Challenges to Adjudication and Investigation
Edited by Fausto Pocar, Marco Pedrazzi and Micaela Frulli
Chapter 18: The challenges of establishing the facts in relation to ‘Hague law’ violations
Criminal prosecutions relating to crimes regulated by traditional ‘Hague law’ are few and far between. A key question worth considering is whether or not the ultimate challenge remains at the micro level; the ultimate challenge lies in ascertaining legally pertinent facts which are required to make sound and clear legal adjudications, be they criminal or civil in nature, in relation to this specific body of international humanitarian law (IHL). Facts are the building blocks of any legal assessment, pieces of the jigsaw puzzle that when compiled together can help elucidate a legally relevant picture. Any legal adjudication of ‘Hague law’ must necessarily determine adherence to a primary rule; the same is as true for criminal prosecution as it is for a commission of inquiry. In short relevant facts must be compiled in order to form a coherent legal assessment.
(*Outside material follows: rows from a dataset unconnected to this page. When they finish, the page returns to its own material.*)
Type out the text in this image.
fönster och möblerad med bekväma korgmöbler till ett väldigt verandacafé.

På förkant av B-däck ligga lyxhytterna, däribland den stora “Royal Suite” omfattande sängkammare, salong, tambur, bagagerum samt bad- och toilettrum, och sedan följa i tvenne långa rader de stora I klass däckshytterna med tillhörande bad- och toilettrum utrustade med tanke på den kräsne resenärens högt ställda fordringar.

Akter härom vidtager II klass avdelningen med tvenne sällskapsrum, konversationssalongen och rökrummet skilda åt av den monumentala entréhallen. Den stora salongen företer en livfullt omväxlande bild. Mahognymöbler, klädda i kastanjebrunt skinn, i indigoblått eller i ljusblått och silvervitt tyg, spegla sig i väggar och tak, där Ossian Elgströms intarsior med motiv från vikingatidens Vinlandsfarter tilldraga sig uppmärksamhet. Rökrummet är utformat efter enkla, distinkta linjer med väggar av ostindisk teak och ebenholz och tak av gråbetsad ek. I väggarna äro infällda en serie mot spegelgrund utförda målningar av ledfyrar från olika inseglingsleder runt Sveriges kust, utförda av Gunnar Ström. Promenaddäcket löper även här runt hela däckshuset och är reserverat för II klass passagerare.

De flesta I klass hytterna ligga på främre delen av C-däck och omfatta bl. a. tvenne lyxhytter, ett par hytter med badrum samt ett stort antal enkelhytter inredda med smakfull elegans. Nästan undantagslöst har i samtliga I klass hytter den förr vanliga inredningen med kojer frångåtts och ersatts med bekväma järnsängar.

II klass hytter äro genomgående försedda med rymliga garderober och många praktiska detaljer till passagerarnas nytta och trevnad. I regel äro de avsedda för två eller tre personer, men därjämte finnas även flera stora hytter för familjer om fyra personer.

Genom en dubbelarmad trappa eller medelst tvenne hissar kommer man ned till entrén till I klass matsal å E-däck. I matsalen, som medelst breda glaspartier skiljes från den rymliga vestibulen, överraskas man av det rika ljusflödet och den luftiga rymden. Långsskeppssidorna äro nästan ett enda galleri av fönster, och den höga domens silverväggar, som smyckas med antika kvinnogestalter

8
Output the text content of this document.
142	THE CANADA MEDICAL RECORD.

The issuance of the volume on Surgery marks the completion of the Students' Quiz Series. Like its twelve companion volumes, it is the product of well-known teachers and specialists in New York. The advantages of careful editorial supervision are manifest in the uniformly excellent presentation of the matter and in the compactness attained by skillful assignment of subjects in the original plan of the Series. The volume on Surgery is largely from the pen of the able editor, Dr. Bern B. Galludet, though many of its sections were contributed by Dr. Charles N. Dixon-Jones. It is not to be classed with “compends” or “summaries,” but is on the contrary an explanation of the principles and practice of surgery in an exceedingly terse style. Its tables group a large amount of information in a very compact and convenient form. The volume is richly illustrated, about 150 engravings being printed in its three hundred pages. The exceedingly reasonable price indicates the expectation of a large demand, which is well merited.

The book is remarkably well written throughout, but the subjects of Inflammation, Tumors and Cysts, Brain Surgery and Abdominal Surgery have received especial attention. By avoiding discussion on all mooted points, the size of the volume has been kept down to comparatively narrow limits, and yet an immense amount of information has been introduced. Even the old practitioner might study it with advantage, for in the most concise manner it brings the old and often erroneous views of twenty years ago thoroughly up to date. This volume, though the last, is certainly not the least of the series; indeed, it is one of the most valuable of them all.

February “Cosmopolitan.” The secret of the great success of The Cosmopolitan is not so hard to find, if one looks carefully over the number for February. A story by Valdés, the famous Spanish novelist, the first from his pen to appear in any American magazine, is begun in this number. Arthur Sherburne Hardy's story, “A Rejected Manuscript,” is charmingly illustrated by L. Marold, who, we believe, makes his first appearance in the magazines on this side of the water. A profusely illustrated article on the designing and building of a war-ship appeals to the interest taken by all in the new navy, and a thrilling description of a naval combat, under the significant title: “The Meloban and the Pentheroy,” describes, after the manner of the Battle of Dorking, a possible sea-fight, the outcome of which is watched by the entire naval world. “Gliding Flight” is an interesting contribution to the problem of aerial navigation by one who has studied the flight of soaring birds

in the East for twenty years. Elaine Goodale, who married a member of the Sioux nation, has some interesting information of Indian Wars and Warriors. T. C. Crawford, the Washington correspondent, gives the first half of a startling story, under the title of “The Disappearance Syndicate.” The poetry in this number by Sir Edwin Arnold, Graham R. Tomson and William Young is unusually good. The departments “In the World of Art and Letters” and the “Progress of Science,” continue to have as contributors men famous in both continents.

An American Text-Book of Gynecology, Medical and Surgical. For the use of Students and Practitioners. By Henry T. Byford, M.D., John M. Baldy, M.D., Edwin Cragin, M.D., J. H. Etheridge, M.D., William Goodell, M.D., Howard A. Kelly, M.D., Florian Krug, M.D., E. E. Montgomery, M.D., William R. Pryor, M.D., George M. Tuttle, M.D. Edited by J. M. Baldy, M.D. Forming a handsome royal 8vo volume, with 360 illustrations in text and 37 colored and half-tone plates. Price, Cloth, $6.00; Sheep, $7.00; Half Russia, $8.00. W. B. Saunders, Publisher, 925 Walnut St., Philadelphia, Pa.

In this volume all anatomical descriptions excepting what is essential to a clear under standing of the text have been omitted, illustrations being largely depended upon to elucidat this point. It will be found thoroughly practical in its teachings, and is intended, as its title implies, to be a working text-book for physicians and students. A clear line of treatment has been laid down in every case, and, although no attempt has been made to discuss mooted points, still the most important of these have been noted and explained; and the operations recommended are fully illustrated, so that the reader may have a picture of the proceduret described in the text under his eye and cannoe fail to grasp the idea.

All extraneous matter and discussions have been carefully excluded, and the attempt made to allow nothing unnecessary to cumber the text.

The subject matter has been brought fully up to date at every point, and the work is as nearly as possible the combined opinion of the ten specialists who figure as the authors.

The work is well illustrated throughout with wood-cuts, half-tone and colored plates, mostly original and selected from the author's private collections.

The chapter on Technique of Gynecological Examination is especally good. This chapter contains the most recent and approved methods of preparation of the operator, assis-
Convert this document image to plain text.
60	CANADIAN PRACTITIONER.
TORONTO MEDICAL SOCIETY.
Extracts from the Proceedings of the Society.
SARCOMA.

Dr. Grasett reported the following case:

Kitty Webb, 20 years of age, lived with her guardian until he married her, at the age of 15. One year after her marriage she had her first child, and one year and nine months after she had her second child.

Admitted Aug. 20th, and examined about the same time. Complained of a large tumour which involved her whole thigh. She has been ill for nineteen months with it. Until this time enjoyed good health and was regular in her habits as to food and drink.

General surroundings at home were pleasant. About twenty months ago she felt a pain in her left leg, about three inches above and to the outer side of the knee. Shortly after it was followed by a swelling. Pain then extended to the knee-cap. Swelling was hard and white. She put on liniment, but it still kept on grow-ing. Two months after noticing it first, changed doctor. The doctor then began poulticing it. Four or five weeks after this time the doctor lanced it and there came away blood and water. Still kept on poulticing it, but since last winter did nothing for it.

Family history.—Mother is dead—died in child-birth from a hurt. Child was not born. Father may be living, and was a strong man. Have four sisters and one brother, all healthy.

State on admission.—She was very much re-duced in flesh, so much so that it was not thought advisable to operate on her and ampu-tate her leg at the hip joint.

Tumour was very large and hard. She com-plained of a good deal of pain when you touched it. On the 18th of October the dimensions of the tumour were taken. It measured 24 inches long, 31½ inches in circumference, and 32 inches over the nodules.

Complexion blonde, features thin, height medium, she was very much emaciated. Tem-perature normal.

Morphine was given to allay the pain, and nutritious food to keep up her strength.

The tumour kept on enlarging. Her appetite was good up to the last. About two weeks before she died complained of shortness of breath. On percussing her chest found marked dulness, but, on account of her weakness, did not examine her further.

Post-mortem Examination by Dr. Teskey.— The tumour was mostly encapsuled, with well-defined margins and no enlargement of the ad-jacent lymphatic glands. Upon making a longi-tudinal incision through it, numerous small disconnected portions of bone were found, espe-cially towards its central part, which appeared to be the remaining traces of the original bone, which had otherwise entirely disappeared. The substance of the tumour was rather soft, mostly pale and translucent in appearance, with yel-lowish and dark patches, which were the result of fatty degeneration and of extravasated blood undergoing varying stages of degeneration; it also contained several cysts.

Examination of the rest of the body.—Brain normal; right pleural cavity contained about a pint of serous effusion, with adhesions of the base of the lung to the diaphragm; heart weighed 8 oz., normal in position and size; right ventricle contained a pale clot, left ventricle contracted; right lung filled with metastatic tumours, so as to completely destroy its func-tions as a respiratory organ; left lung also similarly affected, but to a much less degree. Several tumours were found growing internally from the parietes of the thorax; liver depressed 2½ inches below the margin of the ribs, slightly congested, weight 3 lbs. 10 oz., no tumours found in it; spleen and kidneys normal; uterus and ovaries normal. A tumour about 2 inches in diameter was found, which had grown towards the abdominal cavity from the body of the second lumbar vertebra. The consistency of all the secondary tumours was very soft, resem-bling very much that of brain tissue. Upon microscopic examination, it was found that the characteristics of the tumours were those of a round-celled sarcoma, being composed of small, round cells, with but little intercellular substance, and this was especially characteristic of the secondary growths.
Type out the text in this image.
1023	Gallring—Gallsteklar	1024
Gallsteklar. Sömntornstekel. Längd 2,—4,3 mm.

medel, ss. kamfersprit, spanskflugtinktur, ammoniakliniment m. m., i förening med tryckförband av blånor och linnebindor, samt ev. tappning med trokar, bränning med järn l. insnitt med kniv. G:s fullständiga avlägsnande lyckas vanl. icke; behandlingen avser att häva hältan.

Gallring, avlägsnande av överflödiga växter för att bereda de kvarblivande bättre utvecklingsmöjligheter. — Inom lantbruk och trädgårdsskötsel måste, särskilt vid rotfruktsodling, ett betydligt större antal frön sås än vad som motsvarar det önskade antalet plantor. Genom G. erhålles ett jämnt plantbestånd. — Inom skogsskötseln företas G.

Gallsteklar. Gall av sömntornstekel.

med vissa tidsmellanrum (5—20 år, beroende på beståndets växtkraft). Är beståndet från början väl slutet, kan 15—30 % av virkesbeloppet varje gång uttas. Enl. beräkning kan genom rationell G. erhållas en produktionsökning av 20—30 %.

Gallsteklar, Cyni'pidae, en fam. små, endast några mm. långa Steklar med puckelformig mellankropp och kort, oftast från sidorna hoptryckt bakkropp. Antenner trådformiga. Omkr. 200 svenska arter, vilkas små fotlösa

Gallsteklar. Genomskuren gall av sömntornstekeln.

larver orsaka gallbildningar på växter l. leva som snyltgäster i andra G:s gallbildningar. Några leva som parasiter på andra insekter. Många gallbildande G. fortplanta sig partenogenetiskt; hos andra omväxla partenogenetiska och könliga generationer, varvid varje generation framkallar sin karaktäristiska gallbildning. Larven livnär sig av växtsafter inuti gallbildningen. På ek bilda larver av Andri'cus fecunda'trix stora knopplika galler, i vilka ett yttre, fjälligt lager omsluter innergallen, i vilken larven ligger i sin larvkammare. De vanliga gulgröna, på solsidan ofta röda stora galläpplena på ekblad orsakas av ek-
Like any good jigsaw some pieces will be easier to spot than others, for example it is easier to objectively determine the number of victims in a given attack, yet conversely knowing whether or not those persons were legitimate targets, whether or not they were the direct object of attack and what was the subjective perception of the attacking party are necessarily more challenging ‘facts’ to determine.